Commissioner and is reviewable by this Court under 42 U.S.C. §§ 405(g). See Haynes v. Barnhart, 416 F.3d 621, 626 (7th Cir. 2005); Whitney v. Astrue, 889 F. Supp. 2d 1086, 1088 (N.D. Ill. 2012). In support of his request for reversal or remand, Plaintiff argues that the ALJ: (1) made a flawed RFC determination that did not properly account for his difficulties using his arms and hands, and staying on task; and (2) relied on flawed VE testimony in finding him capable of performing a significant number of sedentary jobs. For reasons discussed in this opinion, the Court finds that the ALJ’s decision is supported by substantial evidence.

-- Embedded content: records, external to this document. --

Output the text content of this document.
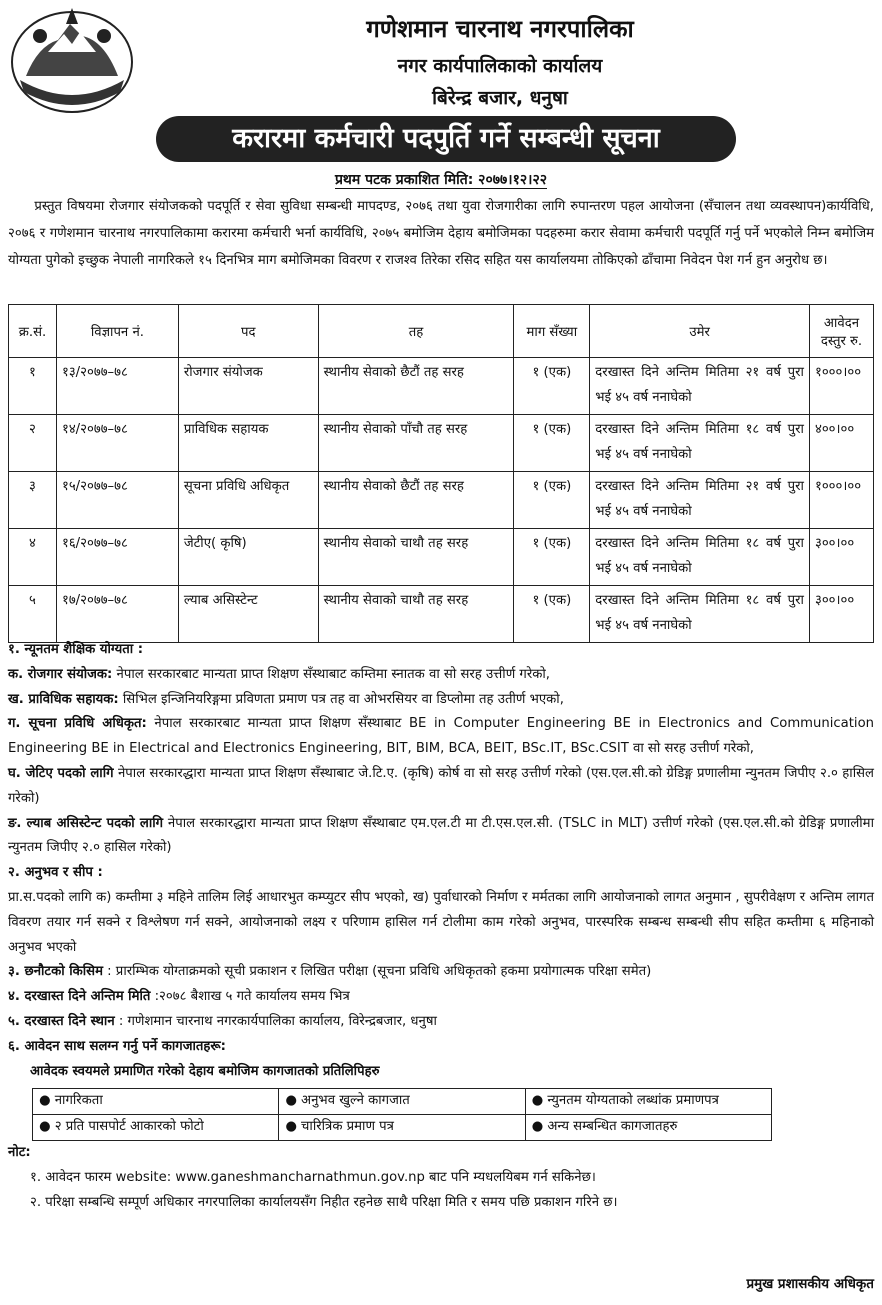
गणेशमान चारनाथ नगरपालिका
नगर कार्यपालिकाको कार्यालय
बिरेन्द्र बजार, धनुषा
करारमा कर्मचारी पदपुर्ति गर्ने सम्बन्धी सूचना
प्रथम पटक प्रकाशित मिति: २०७७।१२।२२
प्रस्तुत विषयमा रोजगार संयोजकको पदपूर्ति र सेवा सुविधा सम्बन्धी मापदण्ड, २०७६ तथा युवा रोजगारीका लागि रुपान्तरण पहल आयोजना (सँचालन तथा व्यवस्थापन)कार्यविधि, २०७६ र गणेशमान चारनाथ नगरपालिकामा करारमा कर्मचारी भर्ना कार्यविधि, २०७५ बमोजिम देहाय बमोजिमका पदहरुमा करार सेवामा कर्मचारी पदपूर्ति गर्नु पर्ने भएकोले निम्न बमोजिम योग्यता पुगेको इच्छुक नेपाली नागरिकले १५ दिनभित्र माग बमोजिमका विवरण र राजश्व तिरेका रसिद सहित यस कार्यालयमा तोकिएको ढाँचामा निवेदन पेश गर्न हुन अनुरोध छ।
क्र.सं.	विज्ञापन नं.	पद	तह	माग सँख्या	उमेर	आवेदन दस्तुर रु.
१	१३/२०७७–७८	रोजगार संयोजक	स्थानीय सेवाको छैटौं तह सरह	१ (एक)	दरखास्त दिने अन्तिम मितिमा २१ वर्ष पुरा भई ४५ वर्ष ननाघेको	१०००।००
२	१४/२०७७–७८	प्राविधिक सहायक	स्थानीय सेवाको पाँचौ तह सरह	१ (एक)	दरखास्त दिने अन्तिम मितिमा १८ वर्ष पुरा भई ४५ वर्ष ननाघेको	४००।००
३	१५/२०७७–७८	सूचना प्रविधि अधिकृत	स्थानीय सेवाको छैटौं तह सरह	१ (एक)	दरखास्त दिने अन्तिम मितिमा २१ वर्ष पुरा भई ४५ वर्ष ननाघेको	१०००।००
४	१६/२०७७–७८	जेटीए( कृषि)	स्थानीय सेवाको चाथौ तह सरह	१ (एक)	दरखास्त दिने अन्तिम मितिमा १८ वर्ष पुरा भई ४५ वर्ष ननाघेको	३००।००
५	१७/२०७७–७८	ल्याब असिस्टेन्ट	स्थानीय सेवाको चाथौ तह सरह	१ (एक)	दरखास्त दिने अन्तिम मितिमा १८ वर्ष पुरा भई ४५ वर्ष ननाघेको	३००।००

१. न्यूनतम शैक्षिक योग्यता :

क. रोजगार संयोजक: नेपाल सरकारबाट मान्यता प्राप्त शिक्षण सँस्थाबाट कम्तिमा स्नातक वा सो सरह उत्तीर्ण गरेको,

ख. प्राविधिक सहायक: सिभिल इन्जिनियरिङ्गमा प्रविणता प्रमाण पत्र तह वा ओभरसियर वा डिप्लोमा तह उतीर्ण भएको,

ग. सूचना प्रविधि अधिकृत: नेपाल सरकारबाट मान्यता प्राप्त शिक्षण सँस्थाबाट BE in Computer Engineering BE in Electronics and Communication Engineering BE in Electrical and Electronics Engineering, BIT, BIM, BCA, BEIT, BSc.IT, BSc.CSIT वा सो सरह उत्तीर्ण गरेको,

घ. जेटिए पदको लागि नेपाल सरकारद्धारा मान्यता प्राप्त शिक्षण सँस्थाबाट जे.टि.ए. (कृषि) कोर्ष वा सो सरह उत्तीर्ण गरेको (एस.एल.सी.को ग्रेडिङ्ग प्रणालीमा न्युनतम जिपीए २.० हासिल गरेको)

ङ. ल्याब असिस्टेन्ट पदको लागि नेपाल सरकारद्धारा मान्यता प्राप्त शिक्षण सँस्थाबाट एम.एल.टी मा टी.एस.एल.सी. (TSLC in MLT) उत्तीर्ण गरेको (एस.एल.सी.को ग्रेडिङ्ग प्रणालीमा न्युनतम जिपीए २.० हासिल गरेको)

२. अनुभव र सीप :

प्रा.स.पदको लागि क) कम्तीमा ३ महिने तालिम लिई आधारभुत कम्प्युटर सीप भएको, ख) पुर्वाधारको निर्माण र मर्मतका लागि आयोजनाको लागत अनुमान , सुपरीवेक्षण र अन्तिम लागत विवरण तयार गर्न सक्ने र विश्लेषण गर्न सक्ने, आयोजनाको लक्ष्य र परिणाम हासिल गर्न टोलीमा काम गरेको अनुभव, पारस्परिक सम्बन्ध सम्बन्धी सीप सहित कम्तीमा ६ महिनाको अनुभव भएको

३. छनौटको किसिम : प्रारम्भिक योग्ताक्रमको सूची प्रकाशन र लिखित परीक्षा (सूचना प्रविधि अधिकृतको हकमा प्रयोगात्मक परिक्षा समेत)

४. दरखास्त दिने अन्तिम मिति :२०७८ बैशाख ५ गते कार्यालय समय भित्र

५. दरखास्त दिने स्थान : गणेशमान चारनाथ नगरकार्यपालिका कार्यालय, विरेन्द्रबजार, धनुषा

६. आवेदन साथ सलग्न गर्नु पर्ने कागजातहरू:

आवेदक स्वयमले प्रमाणित गरेको देहाय बमोजिम कागजातको प्रतिलिपिहरु

● नागरिकता	● अनुभव खुल्ने कागजात	● न्युनतम योग्यताको लब्धांक प्रमाणपत्र
● २ प्रति पासपोर्ट आकारको फोटो	● चारित्रिक प्रमाण पत्र	● अन्य सम्बन्धित कागजातहरु

नोट:

१. आवेदन फारम website: www.ganeshmancharnathmun.gov.np बाट पनि म्यधलयिबम गर्न सकिनेछ।

२. परिक्षा सम्बन्धि सम्पूर्ण अधिकार नगरपालिका कार्यालयसँग निहीत रहनेछ साथै परिक्षा मिति र समय पछि प्रकाशन गरिने छ।

प्रमुख प्रशासकीय अधिकृत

DISCUSSION A. Standard of Review Judicial review of the Commissioner’s final decision is authorized by 42 U.S.C. § 405(g) of the Social Security Act (the “SSA”). In reviewing this decision, the court may not engage in its own analysis of whether Plaintiff is severely impaired as defined by the Social Security regulations. Young v. Barnhart, 362 F.3d 995, 1001 (7th Cir. 2004). Nor may it “‘displace the ALJ’s judgment by reconsidering facts or evidence or making credibility determinations.’” Castile v. Astrue, 617 F.3d 923, 926 (7th Cir. 2010) (quoting Skinner v. Astrue, 478 F.3d 836, 841 (7th Cir. 2007)). The court “will reverse an ALJ’s determination only when it is not supported by substantial evidence, meaning ‘such relevant evidence as a reasonable mind might accept as adequate to support a conclusion.’” Pepper v. Colvin, 712 F.3d 351, 361-62 (7th Cir. 2013) (quoting McKinzey v. Astrue, 641 F.3d 884, 889 (7th Cir. 2011)). In making its determination, the court must “look to whether the ALJ built an

‘accurate and logical bridge’ from the evidence to [his] conclusion that the claimant is not disabled.” Simila v. Astrue, 573 F.3d 503, 513 (7th Cir. 2009) (quoting Craft v. Astrue, 539 F.3d 668, 673 (7th Cir. 2008)). The ALJ need not, however, “‘provide a complete written evaluation of every piece of testimony and evidence.’” Pepper, 712 F.3d at 362 (quoting Schmidt v. Barnhart, 395 F.3d 737, 744 (7th Cir. 2005) (internal citations and quotation marks omitted)). Where the Commissioner’s decision “‘lacks evidentiary support or is so poorly articulated as to prevent meaningful review,’ a remand is required.” Hopgood ex rel. L.G. v. Astrue, 578 F.3d 696, 698 (7th Cir. 2009) (quoting Steele v. Barnhart, 290 F.3d 936, 940 (7th Cir. 2002)).

B. Five-Step Inquiry To recover disability benefits under the SSA, a claimant must establish that he is disabled within the meaning of the SSA. Snedden v. Colvin, No. 14 C 9038, 2016 WL 792301, at *6 (N.D. Ill. Feb. 29, 2016).